What @DownByTheRiver said about the hands during PIV is on point. I was just asking my wife about this because last night she stopped me and took over. I was pretty intoxicated so apparently I was doing it terrible. She had hers then she said I said “No...” or something and I don’t even remember what happened. We’re having coffee outside and laughing. Point is that like she said sometimes you’re just crap and your wife can take care of things way more efficiently.


----------



## DownByTheRiver (Jul 2, 2020)

ccpowerslave said:


> What @DownByTheRiver said about the hands during PIV is on point. I was just asking my wife about this because last night she stopped me and took over. I was pretty intoxicated so apparently I was doing it terrible. She had hers then she said I said “No...” or something and I don’t even remember what happened. We’re having coffee outside and laughing. Point is that like she said sometimes you’re just crap and your wife can take care of things way more efficiently.
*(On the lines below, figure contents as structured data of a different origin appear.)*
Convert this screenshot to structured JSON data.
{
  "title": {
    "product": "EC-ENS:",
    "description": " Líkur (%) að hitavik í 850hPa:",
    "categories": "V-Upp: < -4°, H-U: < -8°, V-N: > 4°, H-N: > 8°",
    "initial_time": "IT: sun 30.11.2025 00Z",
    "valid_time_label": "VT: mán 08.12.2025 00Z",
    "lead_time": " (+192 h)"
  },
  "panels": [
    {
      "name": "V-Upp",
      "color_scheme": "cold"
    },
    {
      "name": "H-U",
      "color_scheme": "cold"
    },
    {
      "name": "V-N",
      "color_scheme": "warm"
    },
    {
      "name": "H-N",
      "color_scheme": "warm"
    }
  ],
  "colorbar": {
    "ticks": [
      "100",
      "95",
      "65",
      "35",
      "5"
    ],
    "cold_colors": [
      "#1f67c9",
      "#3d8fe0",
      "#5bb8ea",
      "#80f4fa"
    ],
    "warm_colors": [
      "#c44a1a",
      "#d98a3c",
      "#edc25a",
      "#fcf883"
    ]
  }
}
Yeah. Sex is a hit-or-miss operation. No one is psychic. So either you get good communication and try to work out the sequence, which is pretty much a sure kill if done in the middle of it, or you improvise. For me, I got to the point if the guy was doing foreplay and then stopped leaving me high and dry -- and I have to say this was usually the case -- while he got busy, I put my hand down there and got myself off. I mean, of course, you like it if a man has three hands, but I've only met one who seemed to.


----------



## My Monsters (Mar 13, 2021)

Joe,
Let me tell you about a 50+ year old women...she has a sex drive of a 20year old male. Best joke God ever made....😕....women in their 50+ love sex and can be pretty kinky. If she is normally shy or old fashioned, try going to the book store and getting some books on how to please a women, read them when she’s around and leave them around so she can peak at them. Tell her all the things your learning about...it will start your communications. Have fun trying to keep up with your girl once she starts learning her kinky side. By the way slowing it down in for play will definitely make for a amazing O!!!


----------